I have a confession to make…I love mowing the lawn. No, “mowing the lawn” is not some weird Mantra-type sexual position. I mean it literally — I love cutting the grass!
We have a rather large piece of property with a nicely sized front yard and a backyard that is 300+ feet deep, as well as a sled-worthy hill between us and a neighbor. She also mows the lawn — at 95 years of age! In fact, our neighbor on the opposite side also mows her lawn. Drive down our street on any given April through October day and chances are one of us mamas is out there packing turf.
I don’t consider mowing the lawn a chore. Laundry, cleaning, cooking — now, that’s a chore. And living with four children creates a whole lot of dirty clothes, a sticky house and makes cooking a dirty word. Nope, I can’t wait to get out there and rev my estrogen levels right along with my 4.5 horsepower fossil-fuel-burning hunk of love. Now that gets me hot.
No one — and I mean no one — messes with me and my lawn mower, not even my hubby. There are several reasons why that task is mine, and why I make it a point to rendezvous with the lawn mower more than twice a month:
- I get the children out of the house with me (theoretically, avoiding any further trashing that has, no doubt, occurred indoors).
- I get a major workout. I didn’t have to pay for it, didn’t buy clothes for it, didn’t sign a membership contract for it, don’t have to drive to get to it, don’t feel guilty if I skip doing it for two weeks and most of all, don’t have to be in a room full of gym bunnies.
- It is a great stress reliever. Rather than feel the need to beat the crap out of the kids, I kick some Kentucky Blue turf instead.
- I also find myself feeling lulled into a sense of peace and harmony by the white noise produced by the lawnmower, sort of making use of a combination of yoga and active meditation techniques.
- Although this probably falls under #3, I can curse (out loud) the heck out of anyone has just about gotten on my last nerve and without confrontation. I love that.

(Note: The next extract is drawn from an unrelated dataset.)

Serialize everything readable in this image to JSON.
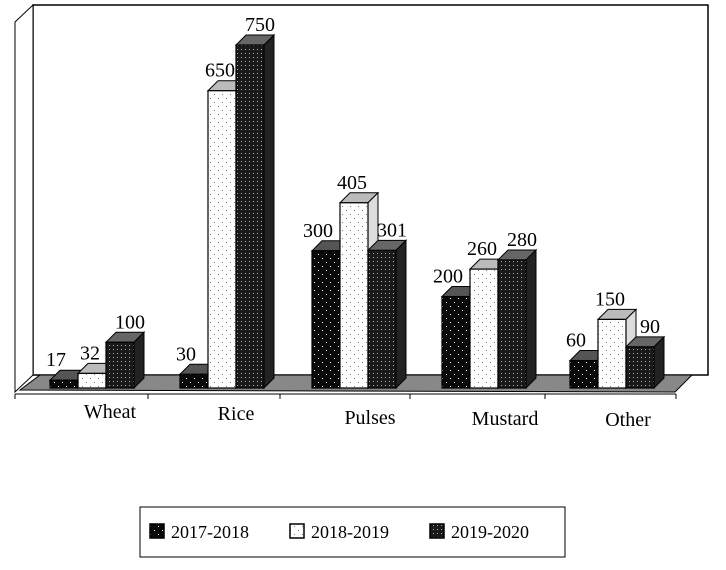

- Most of all, my children see that Mommy — a woman — can easily take on a physically demanding chore like cutting the grass, and enjoy it. I am woman and I am strong! Unless, of course, there is that occasional field mouse that happens to run in front of the lawn mower…”Eeeekkkk! I hate mice! Eeewww, I hope I didn’t run it over! Oh gross! I did! No, you can’t touch it! Leave it there and Daddy will clean it up when he gets home.”

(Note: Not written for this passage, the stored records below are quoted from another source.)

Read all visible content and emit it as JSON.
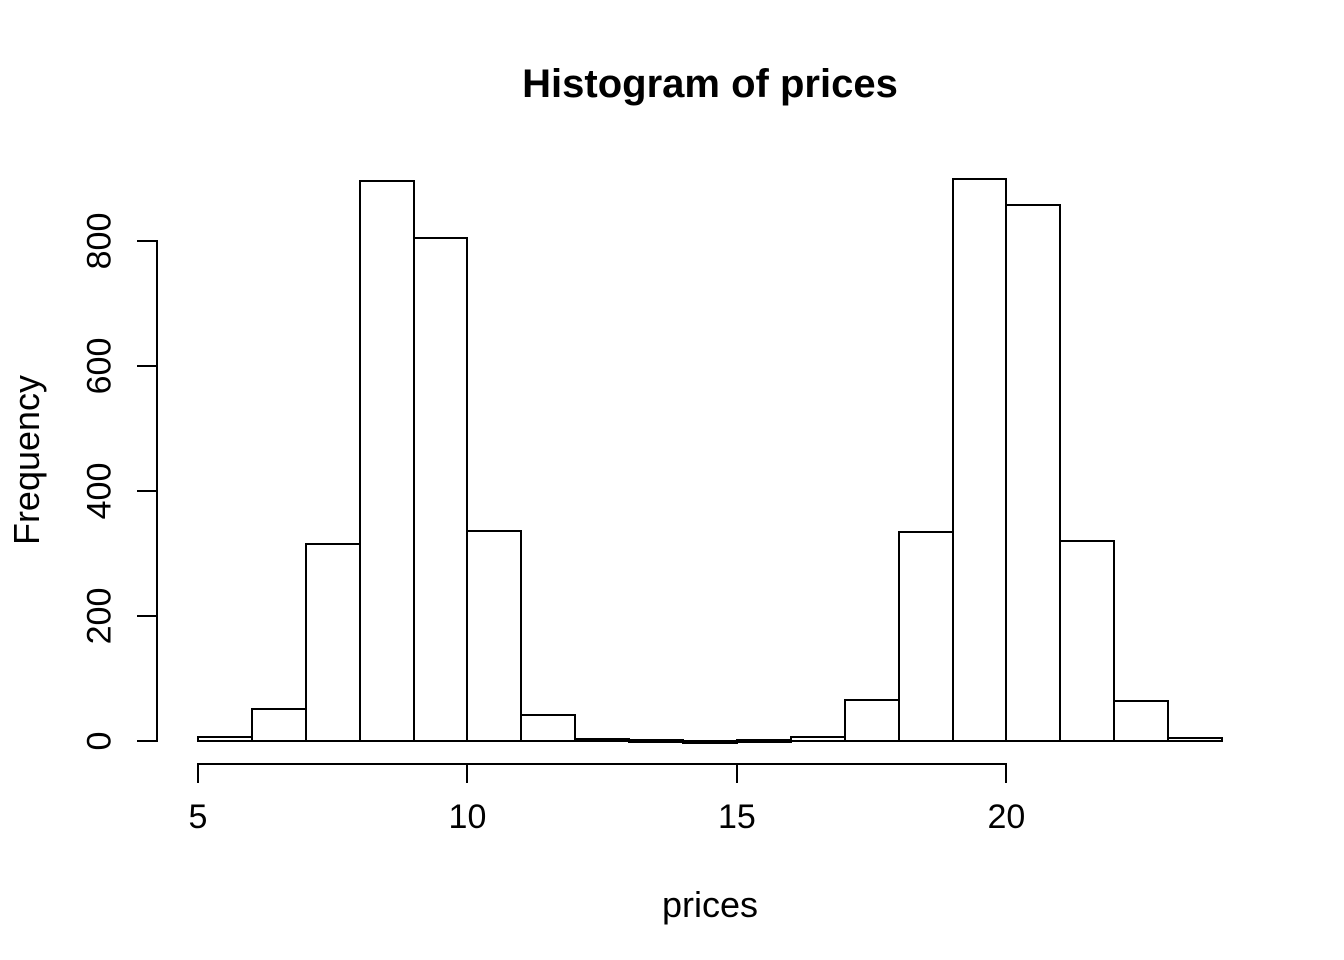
{
  "chart_data": {
    "type": "bar",
    "subtype": "histogram",
    "title": "Histogram of prices",
    "xlabel": "prices",
    "ylabel": "Frequency",
    "bin_edges": [
      5,
      6,
      7,
      8,
      9,
      10,
      11,
      12,
      13,
      14,
      15,
      16,
      17,
      18,
      19,
      20,
      21,
      22,
      23,
      24
    ],
    "counts": [
      6,
      51,
      315,
      896,
      805,
      336,
      42,
      3,
      1,
      0,
      1,
      6,
      66,
      334,
      899,
      858,
      320,
      64,
      5
    ],
    "x_ticks": [
      5,
      10,
      15,
      20
    ],
    "y_ticks": [
      0,
      200,
      400,
      600,
      800
    ],
    "xlim": [
      5,
      24
    ],
    "ylim": [
      0,
      900
    ],
    "grid": false,
    "legend_position": "none",
    "bar_fill": "#ffffff",
    "bar_stroke": "#000000",
    "background": "#ffffff"
  }
}
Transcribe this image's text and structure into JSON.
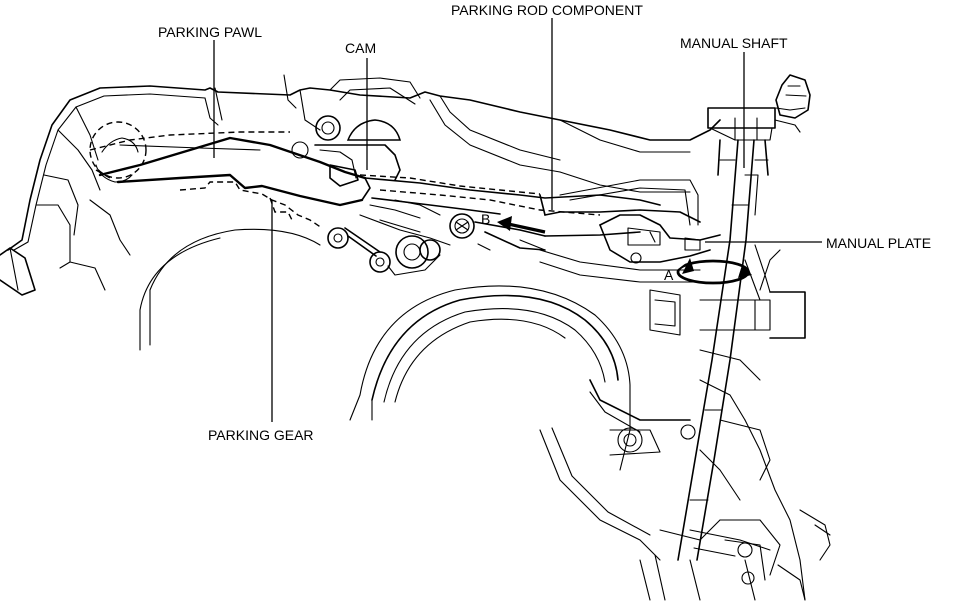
{
  "labels": {
    "parking_pawl": "PARKING PAWL",
    "cam": "CAM",
    "parking_rod_component": "PARKING ROD COMPONENT",
    "manual_shaft": "MANUAL SHAFT",
    "manual_plate": "MANUAL PLATE",
    "parking_gear": "PARKING GEAR",
    "marker_a": "A",
    "marker_b": "B"
  }
}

Truth is I think that my four children like the fact they can run along side and taunt me to their little hearts content unnoticed, unheard, and usually without reprimand. Some examples of a few of their favorite jeers are:
“She can’t hear us! Watch this… Hey Mom, your face is all yucky red!”

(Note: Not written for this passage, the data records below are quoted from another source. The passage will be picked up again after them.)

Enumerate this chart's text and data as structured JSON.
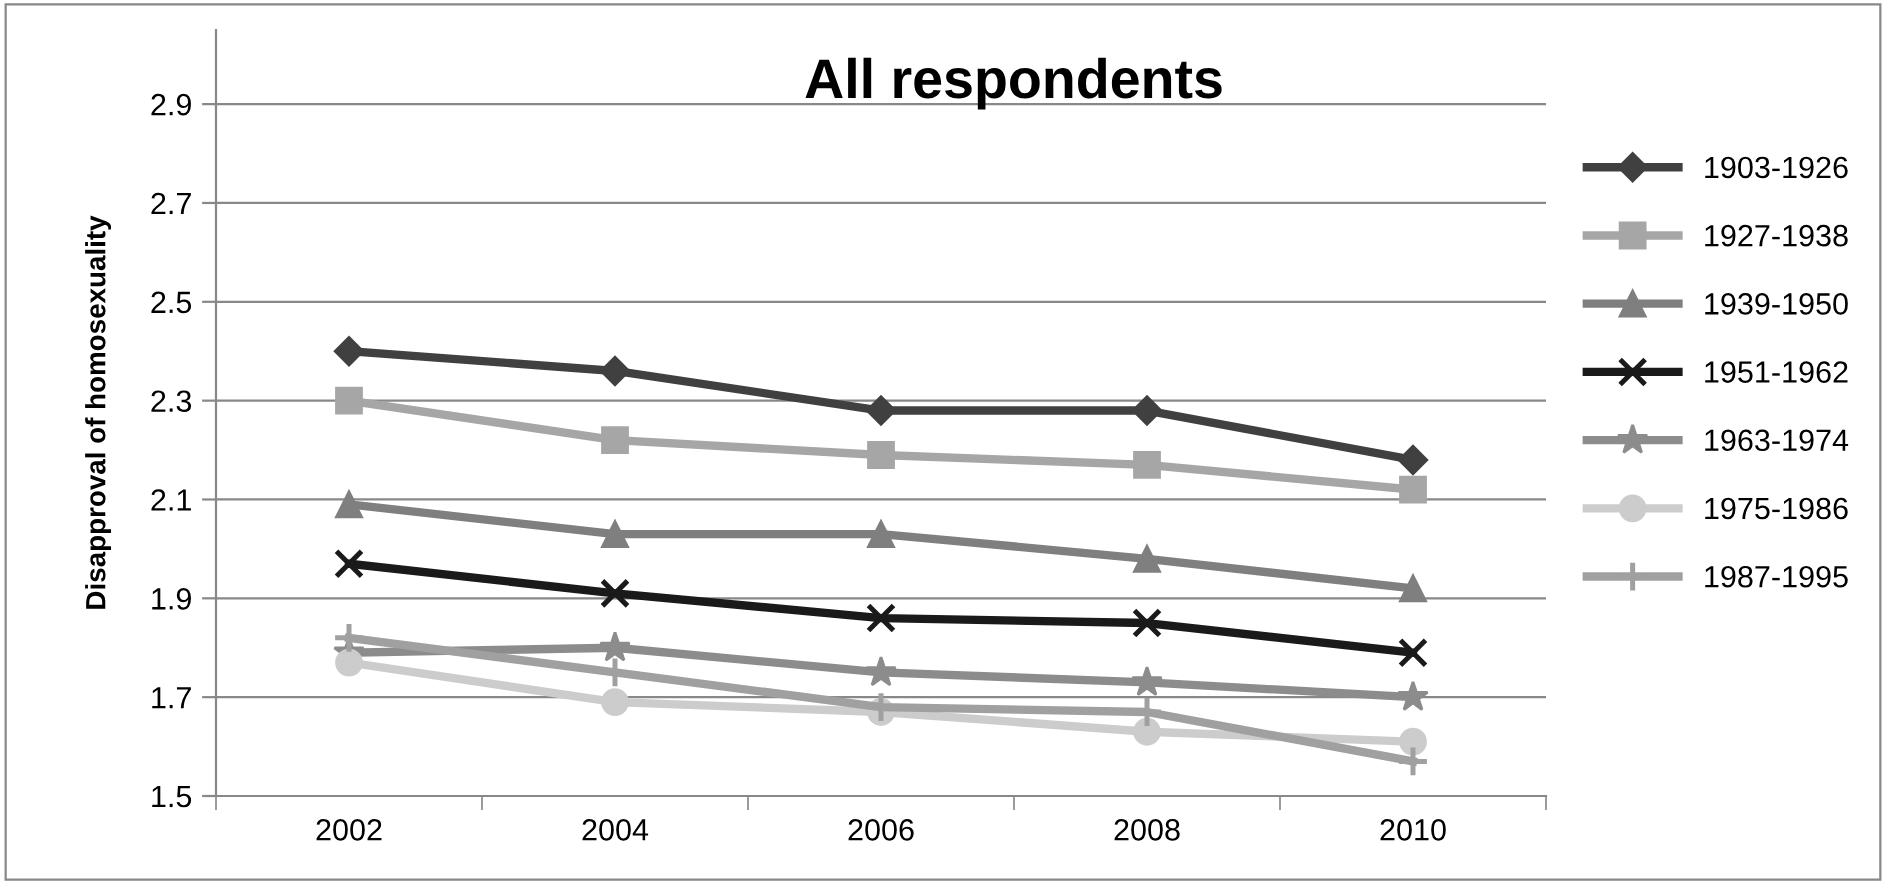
{
  "chart_data": {
    "type": "line",
    "title": "All respondents",
    "ylabel": "Disapproval of homosexuality",
    "categories": [
      "2002",
      "2004",
      "2006",
      "2008",
      "2010"
    ],
    "series": [
      {
        "name": "1903-1926",
        "color": "#404040",
        "marker": "diamond",
        "values": [
          2.4,
          2.36,
          2.28,
          2.28,
          2.18
        ]
      },
      {
        "name": "1927-1938",
        "color": "#a6a6a6",
        "marker": "square",
        "values": [
          2.3,
          2.22,
          2.19,
          2.17,
          2.12
        ]
      },
      {
        "name": "1939-1950",
        "color": "#7f7f7f",
        "marker": "triangle",
        "values": [
          2.09,
          2.03,
          2.03,
          1.98,
          1.92
        ]
      },
      {
        "name": "1951-1962",
        "color": "#1a1a1a",
        "marker": "cross",
        "values": [
          1.97,
          1.91,
          1.86,
          1.85,
          1.79
        ]
      },
      {
        "name": "1963-1974",
        "color": "#8c8c8c",
        "marker": "star",
        "values": [
          1.79,
          1.8,
          1.75,
          1.73,
          1.7
        ]
      },
      {
        "name": "1975-1986",
        "color": "#cccccc",
        "marker": "circle",
        "values": [
          1.77,
          1.69,
          1.67,
          1.63,
          1.61
        ]
      },
      {
        "name": "1987-1995",
        "color": "#a0a0a0",
        "marker": "plus",
        "values": [
          1.82,
          1.75,
          1.68,
          1.67,
          1.57
        ]
      }
    ],
    "ylim": [
      1.5,
      3.05
    ],
    "yticks": [
      {
        "value": 1.5,
        "label": "1.5"
      },
      {
        "value": 1.7,
        "label": "1.7"
      },
      {
        "value": 1.9,
        "label": "1.9"
      },
      {
        "value": 2.1,
        "label": "2.1"
      },
      {
        "value": 2.3,
        "label": "2.3"
      },
      {
        "value": 2.5,
        "label": "2.5"
      },
      {
        "value": 2.7,
        "label": "2.7"
      },
      {
        "value": 2.9,
        "label": "2.9"
      }
    ],
    "grid": "y",
    "legend": "right",
    "line_style": "solid"
  }
}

“Hey Mom, your meatloaf stinks!”
“Hey Mom, your boobies are shaking!”
And they yuck it up until I turn my beloved Murray toward them and become “Lawnmower Mom” and chase them in these cute little zig-zaggy type patterns. Not my husband’s most favorite look for our yard I must say.
Today’s lawn mowing session was very productive and I managed to take out both the front and back yards, sorting out a lot of issues in between:
- Screw the laundry.
- Burned off those Oreo cookies from this morning.
- Saved the baby’s butt, again.
- Oooommm. Oooommm.
- Me Woman. Me No Need Man.
- If he/she thinks he/she can talk to me like that…well then he/she can just go take a blankety-blank-blank long walk off a blankety-blank-blank short pier.
So, you see, working the mower is so much more than an exercise in superior lawn care. For this wiped out old mom it is a labor of love — mind, body and soul.